BREAKING NEWS

Selasa, 23 Agustus 2022

Polres Batola Hentikan Kasus Pencurian Dengan Restorative Justice

MARABAHAN- Jajaran Polres Barito Kuala, Polda Kalsel menghentikan kasus pencurian kotak wakaf di Masjid Nurul Islam, Kecamatan Tamban melalui restorative justice.

Pencurian yang terjadi di kawasan Desa Jelapat I tersebut terjadi pada 6 Juli 2022, sekitar pukul 03.10 Wita. Diketahui kotak wakaf yang digasak tersebut berisi uang sekitar Rp1 juta.

Selanjutnya pencurian itu dilaporkan Pengurus Masjid Nurul Islam melalui Kepala Desa Jelapat I ke Polsek Tamban. 

Setelah dilakukan penyelidikan, polisi mengantongi identintas lima pelaku berinisial AS (19), ES (18), M (22), FR (28) serta seorang laki-kaki di bawah umur.

Kemudian, pada 27 Juli 2022, polisi berhasil menangkap AS di Banjarbaru. Dalam waktu bersamaan, seorang pelaku yang masih di bawah umur juga diamankan di Tamban.

Kasus tersebut terus berproses di kepolisian, sampai akhirnya pelaku ES, M dan FR menyerahkan diri sejak 12 Agustus 2022. 

Belakangan atas berbagai pertimbangan aparat desa, pengurus masjid maupun tokoh agama setempat, bersedia membuka jalan damai untuk semua pelaku. 

Setelah pihak pelapor bertemu Kapolres AKBP Diaz Sasongko, Senin (22/8), selanjutnya Satuan Reskrim pun melakukan proses restorative justice. Sebelumnya, pelaku juga telah mengembalikan uang yang dicuri.

"Pelaksanaan restorative justice ini seusai Peraturan Kepolisian Nomor 8 Tahun 2021 tentang Penanganan Tindak Pidana Berdasarkan Keadilan Restoratif," terang Kapolres AKBP Diaz Sasongko melalui Kasat Reskrim AKP Setiawan Malik.

"Artinya penegakan hukum tidak melulu dilakukan secara normatif, tapi juga secara restoratif. Selain memberikan kepastian hukum, restorative justice memiliki aspek keadilan dan kemanfaatan," imbuhnya. 

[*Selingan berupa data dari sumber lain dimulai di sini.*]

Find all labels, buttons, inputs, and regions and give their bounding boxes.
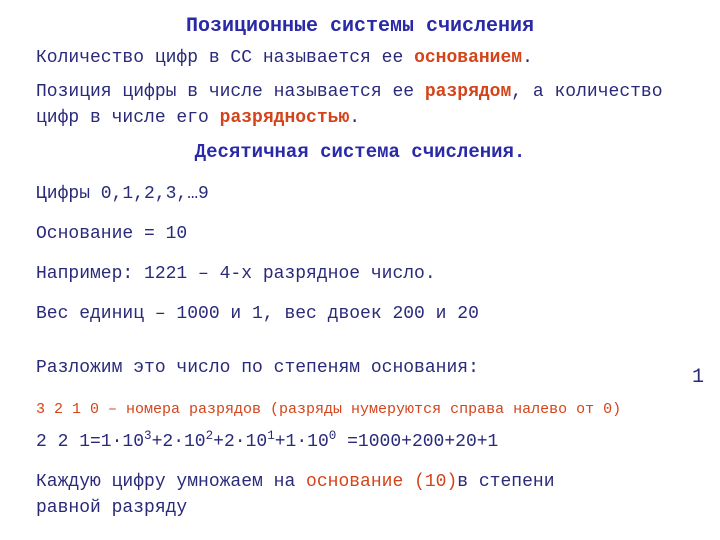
text-segment: в степени: [457, 472, 554, 492]
text-segment: +1·10: [275, 432, 329, 452]
line-digits: Цифры 0,1,2,3,…9: [36, 181, 684, 207]
paragraph-conclusion: Каждую цифру умножаем на основание (10)в…: [36, 469, 684, 521]
highlight-base: основанием: [414, 48, 522, 68]
text-segment: 2 2 1=1·10: [36, 432, 144, 452]
page-number: 1: [692, 363, 704, 392]
text-segment: Каждую цифру умножаем на: [36, 472, 306, 492]
line-positions: 3 2 1 0 – номера разрядов (разряды нумер…: [36, 399, 684, 421]
paragraph-definition-digit-position: Позиция цифры в числе называется ее разр…: [36, 79, 684, 131]
exponent: 1: [267, 429, 275, 443]
line-expansion: 2 2 1=1·103+2·102+2·101+1·100 =1000+200+…: [36, 427, 684, 455]
line-base: Основание = 10: [36, 221, 684, 247]
text-segment: Количество цифр в СС называется ее: [36, 48, 414, 68]
text-segment: =1000+200+20+1: [336, 432, 498, 452]
text-segment: Позиция цифры в числе называется ее: [36, 82, 425, 102]
paragraph-definition-base: Количество цифр в СС называется ее основ…: [36, 45, 684, 71]
text-segment: .: [349, 108, 360, 128]
text-segment: равной разряду: [36, 498, 187, 518]
line-example: Например: 1221 – 4-х разрядное число.: [36, 261, 684, 287]
text-segment: .: [522, 48, 533, 68]
line-weights: Вес единиц – 1000 и 1, вес двоек 200 и 2…: [36, 301, 684, 327]
highlight-width: разрядностью: [220, 108, 350, 128]
line-decompose: Разложим это число по степеням основания…: [36, 355, 684, 381]
page-title: Позиционные системы счисления: [36, 12, 684, 41]
highlight-base-ten: основание (10): [306, 472, 457, 492]
text-segment: +2·10: [213, 432, 267, 452]
section-subtitle: Десятичная система счисления.: [36, 139, 684, 167]
highlight-position: разрядом: [425, 82, 511, 102]
text-segment: +2·10: [152, 432, 206, 452]
exponent: 3: [144, 429, 152, 443]
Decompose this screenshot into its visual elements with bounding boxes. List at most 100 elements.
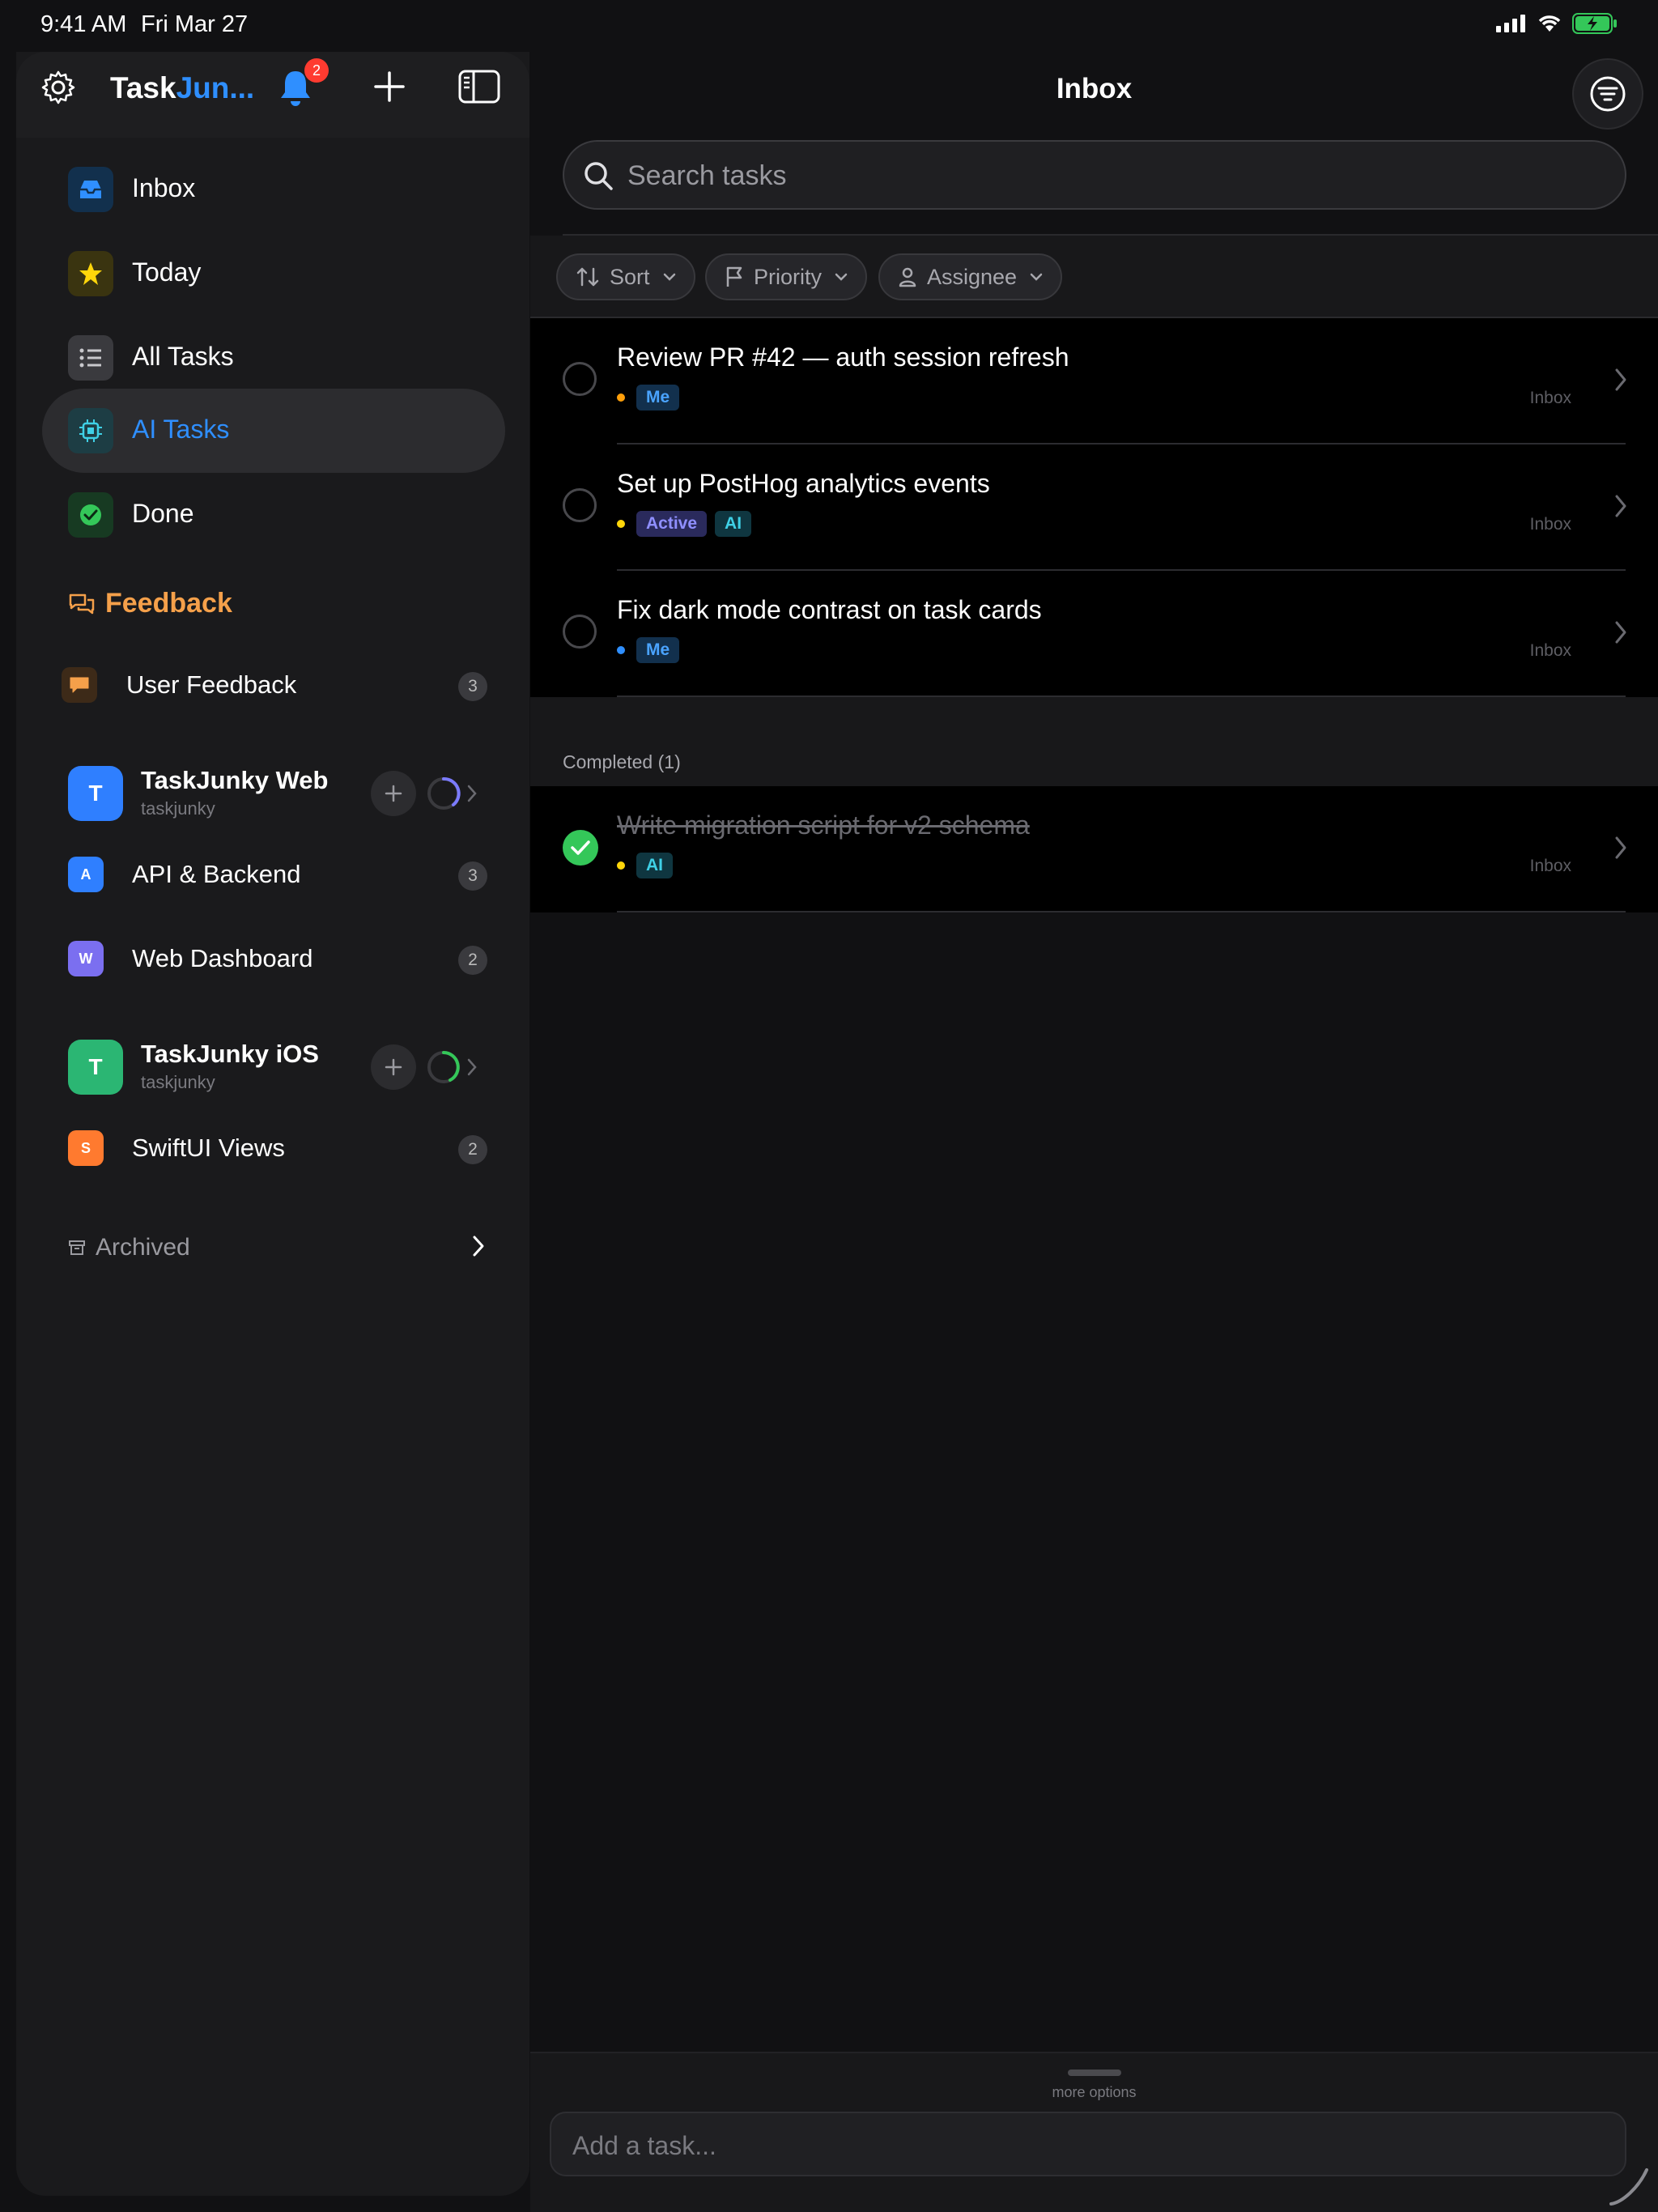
- task-tags: Active AI: [617, 511, 752, 537]
- sidebar-item-all-tasks[interactable]: All Tasks: [42, 316, 505, 400]
- add-to-project-button[interactable]: [371, 1044, 416, 1090]
- plus-icon: [385, 1058, 402, 1076]
- project-name: TaskJunky Web: [141, 766, 329, 794]
- count-badge: 3: [458, 861, 487, 891]
- progress-ring-icon: [427, 776, 461, 810]
- person-icon: [899, 267, 916, 287]
- count-badge: 2: [458, 1135, 487, 1164]
- sort-chip[interactable]: Sort: [556, 253, 695, 300]
- chevron-down-icon: [1030, 273, 1043, 281]
- priority-dot: [617, 393, 625, 402]
- status-bar: 9:41 AM Fri Mar 27: [0, 0, 1658, 52]
- task-title: Fix dark mode contrast on task cards: [617, 595, 1042, 624]
- sidebar-item-done[interactable]: Done: [42, 473, 505, 557]
- chevron-right-icon: [1615, 836, 1626, 859]
- pencil-scribble-icon: [1609, 2168, 1648, 2206]
- cellular-signal-icon: [1496, 15, 1525, 32]
- chevron-right-icon: [1615, 368, 1626, 391]
- add-to-project-button[interactable]: [371, 771, 416, 816]
- filter-chips-row: Sort Priority Assignee: [530, 236, 1658, 317]
- plus-icon[interactable]: [372, 70, 406, 104]
- sidebar-item-user-feedback[interactable]: User Feedback 3: [42, 644, 505, 725]
- subproject-avatar: A: [68, 857, 104, 892]
- progress-ring-icon: [427, 1051, 460, 1083]
- tag-me: Me: [636, 385, 680, 410]
- task-location: Inbox: [1529, 857, 1571, 875]
- sidebar-toggle-icon[interactable]: [458, 70, 500, 104]
- project-avatar: T: [68, 766, 123, 821]
- task-complete-toggle[interactable]: [563, 615, 597, 649]
- project-taskjunky-web[interactable]: T TaskJunky Web taskjunky: [42, 750, 505, 839]
- completed-section-header: [530, 697, 1658, 786]
- priority-chip[interactable]: Priority: [705, 253, 868, 300]
- sidebar-item-label: Today: [132, 257, 202, 287]
- project-name: TaskJunky iOS: [141, 1040, 319, 1068]
- completed-label: Completed (1): [563, 751, 681, 772]
- app-name: TaskJun...: [110, 71, 254, 105]
- search-input[interactable]: [627, 155, 1599, 197]
- subproject-web-dashboard[interactable]: W Web Dashboard 2: [42, 918, 505, 999]
- priority-dot: [617, 646, 625, 654]
- task-row[interactable]: Review PR #42 — auth session refresh Me …: [530, 318, 1658, 445]
- project-slug: taskjunky: [141, 798, 215, 819]
- task-complete-toggle[interactable]: [563, 830, 598, 866]
- sidebar-item-inbox[interactable]: Inbox: [42, 147, 505, 232]
- task-row[interactable]: Set up PostHog analytics events Active A…: [530, 445, 1658, 571]
- task-row[interactable]: Write migration script for v2 schema AI …: [530, 786, 1658, 912]
- add-task-input[interactable]: [572, 2125, 1592, 2167]
- filter-menu-button[interactable]: [1572, 58, 1643, 130]
- chevron-right-icon[interactable]: [466, 784, 478, 803]
- main-panel: Inbox Sort Priority Assignee Review PR #…: [530, 52, 1658, 2212]
- subproject-label: SwiftUI Views: [132, 1134, 285, 1162]
- flag-icon: [726, 266, 742, 287]
- sidebar-item-today[interactable]: Today: [42, 232, 505, 316]
- battery-charging-icon: [1572, 13, 1617, 34]
- more-options-label[interactable]: more options: [530, 2084, 1658, 2101]
- task-complete-toggle[interactable]: [563, 362, 597, 396]
- subproject-label: API & Backend: [132, 860, 301, 888]
- chip-icon: [68, 408, 113, 453]
- gear-icon[interactable]: [40, 70, 76, 105]
- task-row[interactable]: Fix dark mode contrast on task cards Me …: [530, 571, 1658, 697]
- chat-bubble-icon: [62, 667, 97, 703]
- feedback-section-header[interactable]: Feedback: [68, 588, 232, 619]
- count-badge: 3: [458, 672, 487, 701]
- page-title: Inbox: [1056, 73, 1133, 104]
- subproject-swiftui-views[interactable]: S SwiftUI Views 2: [42, 1108, 505, 1189]
- drag-handle[interactable]: [1068, 2069, 1121, 2076]
- chat-bubbles-icon: [69, 593, 95, 614]
- chevron-right-icon[interactable]: [466, 1057, 478, 1077]
- priority-dot: [617, 520, 625, 528]
- add-task-field[interactable]: [550, 2112, 1626, 2176]
- chevron-right-icon: [1615, 621, 1626, 644]
- count-badge: 2: [458, 946, 487, 975]
- tag-active: Active: [636, 511, 708, 537]
- archived-section[interactable]: Archived: [68, 1227, 505, 1268]
- assignee-chip-label: Assignee: [927, 264, 1018, 289]
- task-location: Inbox: [1529, 515, 1571, 534]
- task-location: Inbox: [1529, 641, 1571, 660]
- sidebar-header: TaskJun... 2: [16, 52, 529, 138]
- sidebar-item-label: User Feedback: [126, 670, 297, 699]
- tag-ai: AI: [636, 853, 673, 878]
- task-location: Inbox: [1529, 389, 1571, 407]
- sort-arrows-icon: [576, 267, 599, 287]
- task-title: Set up PostHog analytics events: [617, 469, 990, 498]
- subproject-avatar: W: [68, 941, 104, 976]
- sidebar-item-ai-tasks[interactable]: AI Tasks: [42, 389, 505, 473]
- assignee-chip[interactable]: Assignee: [878, 253, 1063, 300]
- task-complete-toggle[interactable]: [563, 488, 597, 522]
- project-slug: taskjunky: [141, 1072, 215, 1092]
- archive-box-icon: [69, 1240, 85, 1255]
- checkmark-icon: [571, 840, 590, 855]
- inbox-icon: [68, 167, 113, 212]
- sort-chip-label: Sort: [610, 264, 650, 289]
- task-tags: Me: [617, 637, 680, 663]
- notification-badge: 2: [304, 58, 329, 83]
- status-time: 9:41 AM: [40, 11, 127, 37]
- project-taskjunky-ios[interactable]: T TaskJunky iOS taskjunky: [42, 1023, 505, 1112]
- subproject-api-backend[interactable]: A API & Backend 3: [42, 834, 505, 915]
- search-bar[interactable]: [563, 140, 1626, 210]
- tag-me: Me: [636, 637, 680, 663]
- project-avatar: T: [68, 1040, 123, 1095]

Di sisi lain, sejumlah persyaratan juga sudah dipenuhi sebagaimana termuat dalam Pasal 5 Peraturan Kepolisian Nomor 8 Tahun 2021.

"Adapun syarat tersebut tidak menimbulkan keresahan atau penolakan dari masyarakat dengan upaya restorative justice," tambah Kanit I Satuan Reskrim Aipda Firma Silalahi.

"Selain itu, juga tidak berdampak konflik sosial, tak berpotensi memecah belah bangsa, serta tidak bersifat radikalisme dan separatisme. Mereka juga bukan residivis berdasarkan putusan pengadilan, serta tak terkait terorisme dan korupsi," ujarnya menambahkan.

Sekalipun diselesaikan di luar pengadilan, pelaku akan berlabel residivis kalau seandainya melakukan tindak pidana lagi. 

Kepala Desa Jelapat I, H Hanafi, menjelaskan keputusan restorative justice diambil atas pertimbangan keadaan ekonomi keluarga pelaku.

H Hanafi selaku Kades Jelapat 1 memaparkan, sebagian besar sudah tidak memiliki orang tua lengkap lantaran meninggal atau bercerai, serta belum mempunyai pekerjaan tetap.

"Selain itu, juga seorang di antaranya masih di bawah umur," paparnya

Ia menambahkan sejatinya mereka anak-anak baik. Bahkan seorang di antaranya sedang bekerja di pendulangan.

"Tapi pulang ke Jelapat karena sang ibu sakit," ujar H Hanafi.

Sementara itu, Ketua Pengurus Majelis Ulama Indonesia (MUI) Tamban, H Gazali Apsan, juga meyakini restorative justice membantu pelaku agar menjadi lebih baik.

"Kami yakin mereka masih bisa dibina. Kalau kemudian melakukan pencurian, semuanya karena disebabkan desakan dan keterpaksaan. Mudahan setelah dimaafkan, mereka menjadi lebih baik," jelas Gazali. (ahm/hru/jp).